Por isso defendemos que é política a luta por perspectivas críticas para a superação de discursos que silenciam problemas sociais. Reafirmamos que a vertente escolhida para nos debruçar sobre a medicalização da educação - Psicologia Histórico-Cultural - não pode ser pensada e empregada de outra forma que não a de historicizar os processos e fenômenos humanos, de modo a provocar o debate para a superação do panorama político-econômico atual, cenário no qual impera a comercialização da vida.
É preciso repensar a qualidade e o alcance de nossas produções científicas e a quem elas estão servindo.
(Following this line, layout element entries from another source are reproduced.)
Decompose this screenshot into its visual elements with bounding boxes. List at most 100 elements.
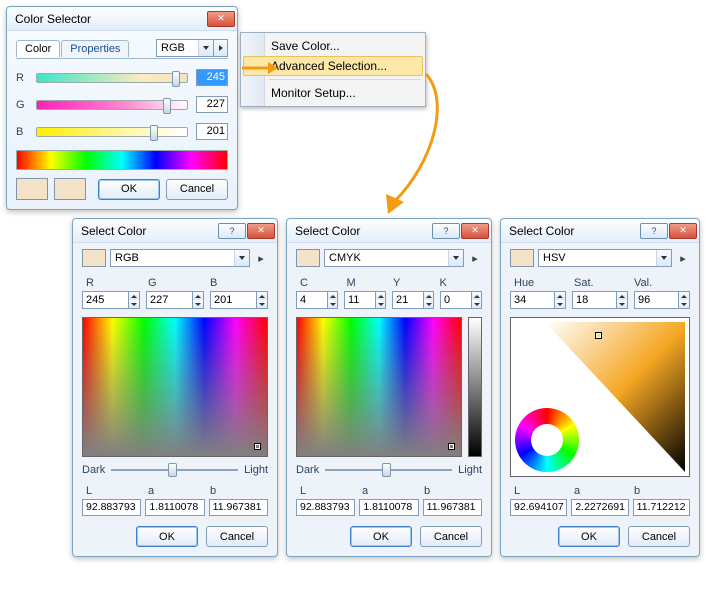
help-icon[interactable]: ? [640, 223, 668, 239]
spin-b[interactable] [210, 291, 268, 309]
menu-advanced-selection[interactable]: Advanced Selection... [243, 56, 423, 76]
close-icon[interactable]: ✕ [247, 223, 275, 239]
cancel-button[interactable]: Cancel [628, 526, 690, 547]
current-swatch [296, 249, 320, 267]
mode-combo[interactable]: RGB [110, 249, 250, 267]
overflow-icon[interactable]: ▸ [254, 251, 268, 265]
ok-button[interactable]: OK [98, 179, 160, 200]
brightness-slider[interactable] [111, 463, 238, 477]
chevron-right-icon [219, 45, 223, 51]
select-color-hsv-window: Select Color ? ✕ HSV ▸ Hue Sat. Val. [500, 218, 700, 557]
help-icon[interactable]: ? [432, 223, 460, 239]
tab-color[interactable]: Color [16, 40, 60, 57]
spin-hue[interactable] [510, 291, 566, 309]
cancel-button[interactable]: Cancel [166, 179, 228, 200]
head-y: Y [389, 277, 436, 289]
head-k: K [436, 277, 483, 289]
mode-combo-label: HSV [543, 252, 656, 264]
current-swatch [82, 249, 106, 267]
lab-a[interactable]: 2.2272691 [571, 499, 628, 516]
close-icon[interactable]: ✕ [461, 223, 489, 239]
spin-sat[interactable] [572, 291, 628, 309]
lab-L[interactable]: 92.883793 [82, 499, 141, 516]
spin-m[interactable] [344, 291, 386, 309]
lab-L-head: L [296, 485, 358, 497]
color-picker[interactable] [296, 317, 462, 457]
head-m: M [343, 277, 390, 289]
channel-b-label: B [16, 126, 28, 138]
tab-properties[interactable]: Properties [61, 40, 129, 57]
menu-monitor-setup[interactable]: Monitor Setup... [243, 83, 423, 103]
lab-b-head: b [206, 485, 268, 497]
head-sat: Sat. [570, 277, 630, 289]
slider-r[interactable] [36, 73, 188, 83]
mode-combo[interactable]: HSV [538, 249, 672, 267]
value-b[interactable]: 201 [196, 123, 228, 140]
spin-val[interactable] [634, 291, 690, 309]
overflow-menu-button[interactable] [214, 39, 228, 57]
current-swatch [16, 178, 48, 200]
lab-b[interactable]: 11.967381 [209, 499, 268, 516]
spin-c[interactable] [296, 291, 338, 309]
select-color-rgb-window: Select Color ? ✕ RGB ▸ R G B Da [72, 218, 278, 557]
mode-combo-label: RGB [115, 252, 234, 264]
head-r: R [82, 277, 144, 289]
chevron-down-icon [234, 250, 249, 266]
cancel-button[interactable]: Cancel [206, 526, 268, 547]
value-g[interactable]: 227 [196, 96, 228, 113]
overflow-icon[interactable]: ▸ [676, 251, 690, 265]
help-icon[interactable]: ? [218, 223, 246, 239]
channel-g-label: G [16, 99, 28, 111]
slider-g[interactable] [36, 100, 188, 110]
lab-L-head: L [82, 485, 144, 497]
lab-L-head: L [510, 485, 570, 497]
close-icon[interactable]: ✕ [669, 223, 697, 239]
overflow-icon[interactable]: ▸ [468, 251, 482, 265]
color-picker[interactable] [82, 317, 268, 457]
lab-a[interactable]: 1.8110078 [145, 499, 204, 516]
head-hue: Hue [510, 277, 570, 289]
channel-r-label: R [16, 72, 28, 84]
chevron-down-icon [448, 250, 463, 266]
menu-save-color[interactable]: Save Color... [243, 36, 423, 56]
cancel-button[interactable]: Cancel [420, 526, 482, 547]
light-label: Light [244, 464, 268, 476]
spin-g[interactable] [146, 291, 204, 309]
head-b: B [206, 277, 268, 289]
select-color-title: Select Color [81, 224, 146, 238]
mode-combo-label: RGB [161, 42, 198, 54]
ok-button[interactable]: OK [350, 526, 412, 547]
lab-b-head: b [420, 485, 482, 497]
hue-ring[interactable] [515, 408, 579, 472]
lab-L[interactable]: 92.694107 [510, 499, 567, 516]
current-swatch [510, 249, 534, 267]
spin-k[interactable] [440, 291, 482, 309]
context-menu: Save Color... Advanced Selection... Moni… [240, 32, 426, 107]
lab-a[interactable]: 1.8110078 [359, 499, 418, 516]
select-color-cmyk-window: Select Color ? ✕ CMYK ▸ C M Y K [286, 218, 492, 557]
lab-L[interactable]: 92.883793 [296, 499, 355, 516]
color-selector-window: Color Selector ✕ Color Properties RGB R … [6, 6, 238, 210]
mode-combo[interactable]: RGB [156, 39, 214, 57]
slider-b[interactable] [36, 127, 188, 137]
spin-y[interactable] [392, 291, 434, 309]
lab-b[interactable]: 11.967381 [423, 499, 482, 516]
mode-combo[interactable]: CMYK [324, 249, 464, 267]
select-color-title: Select Color [295, 224, 360, 238]
head-c: C [296, 277, 343, 289]
lab-a-head: a [144, 485, 206, 497]
brightness-slider[interactable] [325, 463, 452, 477]
color-spectrum[interactable] [16, 150, 228, 170]
spin-r[interactable] [82, 291, 140, 309]
lab-b[interactable]: 11.712212 [633, 499, 690, 516]
light-label: Light [458, 464, 482, 476]
head-g: G [144, 277, 206, 289]
chevron-down-icon [656, 250, 671, 266]
close-icon[interactable]: ✕ [207, 11, 235, 27]
value-r[interactable]: 245 [196, 69, 228, 86]
lab-b-head: b [630, 485, 690, 497]
hsv-picker[interactable] [510, 317, 690, 477]
k-bar[interactable] [468, 317, 482, 457]
ok-button[interactable]: OK [136, 526, 198, 547]
ok-button[interactable]: OK [558, 526, 620, 547]
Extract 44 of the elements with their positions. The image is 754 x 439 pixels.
Ainda que os dados mostrem um crescimento na quantidade de publicações críticas, um dado não tão otimista mostra considerável diminuição no teor crítico dos manuscritos ao longo de cada ano do segundo triênio: dos artigos veiculados em 2013, 57,5% eram críticos, em 2014 50% e, em 2015, apenas 42,5%. Chamamos atenção para este fato, uma vez que a quantidade de publicações relativas ao assunto, em 2015, praticamente dobrou com relação aos anos anteriores (40, 24 e 20 artigos, respectivamente).
Por isso, é incessante a busca que a comunidade científica deve fazer parase desprender de seu espaço consagrado ao alcance das elites intelectuais, para que se aconchegue em lugares aonde são necessárias, e que possam auxiliar na transformação da realidade de famílias, profissionais e estudantes que são atingidas/atingidos por essa tendência patologizante, sendo forçadas/forçados a seguir um roteiro que lhes diz como agir, como aprender, como brincar, como viver.
Em vias de finalizar, esperamos ter contribuído com reflexões a propósito do quanto os periódicos que circulam no meio acadêmico ajudam na construção do imaginário acerca da medicalização, bem como para se pensar como abordagens da Psicologia e da Educação configuram o entendimento de seus objetos de estudos, além de destacar quais delas colaboram para a dissimulação de processos que produzem o fracasso e a exclusão escolar. Para além das possíveis contribuições técnicas deste estudo, persistimos no argumento de que é necessário fomentar um trabalho intelectual crítico que assegure rupturas epistemológicas com antigos paradigmas, os quais ainda permanecem simplificando e individualizando as demandas produzidas no interior da escola. Para tanto, se faz necessário articular elementos teóricos a uma prática consciente, com vistas à superação dos diferentes processos de patologização da vida, reinventando nossa relação para com a compreensão do que é ser humano.